This is the boiling-point elevation equation:
$$ \Delta\mathrm{T}_{b}=ib\mathrm{K}_{eb}. $$
If we do the limit of the above, for $b\rightarrow\infty$ we find that the boiling-point elevation is infinite. How this could be explained under a physical view?

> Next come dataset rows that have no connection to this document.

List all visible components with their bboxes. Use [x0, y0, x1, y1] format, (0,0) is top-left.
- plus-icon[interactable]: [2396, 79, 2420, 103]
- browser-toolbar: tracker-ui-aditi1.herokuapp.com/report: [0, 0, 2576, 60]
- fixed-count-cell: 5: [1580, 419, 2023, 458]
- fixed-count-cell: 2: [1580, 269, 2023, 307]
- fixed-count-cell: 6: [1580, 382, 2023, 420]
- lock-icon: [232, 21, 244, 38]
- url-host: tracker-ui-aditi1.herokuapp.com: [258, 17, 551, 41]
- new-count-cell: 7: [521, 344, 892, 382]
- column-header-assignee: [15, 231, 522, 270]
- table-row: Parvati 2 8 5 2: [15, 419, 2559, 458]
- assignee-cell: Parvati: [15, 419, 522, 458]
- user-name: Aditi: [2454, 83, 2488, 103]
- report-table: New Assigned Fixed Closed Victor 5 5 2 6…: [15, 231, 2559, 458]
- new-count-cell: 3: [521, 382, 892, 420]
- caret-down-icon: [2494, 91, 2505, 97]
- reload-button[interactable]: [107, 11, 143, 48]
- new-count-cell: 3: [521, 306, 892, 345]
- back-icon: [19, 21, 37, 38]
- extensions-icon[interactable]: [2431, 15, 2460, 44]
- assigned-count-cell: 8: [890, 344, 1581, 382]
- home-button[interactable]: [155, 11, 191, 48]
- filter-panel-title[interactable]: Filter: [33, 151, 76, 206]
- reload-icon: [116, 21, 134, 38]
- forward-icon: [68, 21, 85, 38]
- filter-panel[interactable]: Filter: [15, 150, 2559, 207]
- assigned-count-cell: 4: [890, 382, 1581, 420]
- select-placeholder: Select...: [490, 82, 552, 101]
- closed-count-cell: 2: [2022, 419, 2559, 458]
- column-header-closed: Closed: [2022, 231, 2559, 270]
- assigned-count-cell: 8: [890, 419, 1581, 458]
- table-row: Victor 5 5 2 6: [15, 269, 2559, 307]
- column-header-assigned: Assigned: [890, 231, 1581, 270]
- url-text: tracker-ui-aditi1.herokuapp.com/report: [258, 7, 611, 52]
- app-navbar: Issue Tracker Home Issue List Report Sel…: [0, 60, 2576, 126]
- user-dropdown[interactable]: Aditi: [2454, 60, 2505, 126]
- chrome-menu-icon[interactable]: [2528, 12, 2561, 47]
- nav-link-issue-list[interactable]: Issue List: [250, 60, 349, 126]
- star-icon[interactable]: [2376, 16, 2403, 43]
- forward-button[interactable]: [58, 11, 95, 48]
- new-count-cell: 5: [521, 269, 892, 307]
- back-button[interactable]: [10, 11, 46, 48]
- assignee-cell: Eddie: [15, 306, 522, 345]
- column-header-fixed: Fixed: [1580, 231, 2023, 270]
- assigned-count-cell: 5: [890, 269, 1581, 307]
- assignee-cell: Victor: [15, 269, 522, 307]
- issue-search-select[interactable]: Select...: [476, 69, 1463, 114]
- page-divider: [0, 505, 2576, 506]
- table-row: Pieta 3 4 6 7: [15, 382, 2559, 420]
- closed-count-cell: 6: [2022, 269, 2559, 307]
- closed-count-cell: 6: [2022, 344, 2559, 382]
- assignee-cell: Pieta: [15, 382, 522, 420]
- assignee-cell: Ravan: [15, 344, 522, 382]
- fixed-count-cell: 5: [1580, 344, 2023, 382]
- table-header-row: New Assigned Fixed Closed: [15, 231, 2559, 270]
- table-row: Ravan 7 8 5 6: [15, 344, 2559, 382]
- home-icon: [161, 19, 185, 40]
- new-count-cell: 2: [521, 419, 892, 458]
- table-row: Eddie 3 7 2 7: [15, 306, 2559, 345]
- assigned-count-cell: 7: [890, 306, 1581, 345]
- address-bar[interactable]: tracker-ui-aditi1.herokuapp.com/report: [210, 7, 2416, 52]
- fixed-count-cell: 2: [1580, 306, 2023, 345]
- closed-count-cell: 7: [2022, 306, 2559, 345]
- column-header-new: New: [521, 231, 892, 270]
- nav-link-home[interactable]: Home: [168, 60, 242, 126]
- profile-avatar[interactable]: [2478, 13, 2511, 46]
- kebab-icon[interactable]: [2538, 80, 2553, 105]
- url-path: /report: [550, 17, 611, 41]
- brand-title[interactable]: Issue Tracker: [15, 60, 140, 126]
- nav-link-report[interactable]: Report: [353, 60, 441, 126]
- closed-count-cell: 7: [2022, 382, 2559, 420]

$$ \lim_{b~\rightarrow~\infty}ib\mathrm{K}_{eb}=\infty,~\text{if}~i\wedge b > 0. $$
For example, if we use a solute molality that is so big that the solution would be something like the pure solute, the final boiling-point of the solution, in the case of water as solvent for example:
$$ \mathrm{T}_{b}=ib\mathrm{K}_{eb} + 100\mathrm{°C}. $$
wouldn't be like the boiling-point of the pure solute? I mean, something like this:
$$ \lim_{b~\rightarrow~\infty}\mathrm{T}_{solution}=\mathrm{T}_{solute}. $$
Now, please forget what I've said above about $b\rightarrow\infty$. And take a look at this:
$$ T(b) = 0.86b + 64.7. $$
As you can see is, the boiling-point of a solution of $\mathrm{CH_3OH}$ with $\mathrm{H_2O}$ as solute would be $322.7\mathrm{°C}$ for $b = 300$. This it's weird to me 'cause that temperature would be about three times higher then the boiling-point of the pure water!
So the following:
$$ \mathrm{T}_{b}=ib\mathrm{K}_{eb} + \mathrm{T_{solvent}}. $$
holds true if
$$ b = \frac{x~\mathrm{g}_{solute}}{1000~\mathrm{g}_{solvent}} \le 1 $$
right? If yes why (in the above case):
$$ 0.86\frac{1000~\mathrm{g}}{18.01528~\mathrm{g}/\mathrm{mol}}\frac{1~\mathrm{mol}^2}{1~\mathrm{kg}} + 64.7~\mathrm{°C} = 112.4~\mathrm{°C} $$
?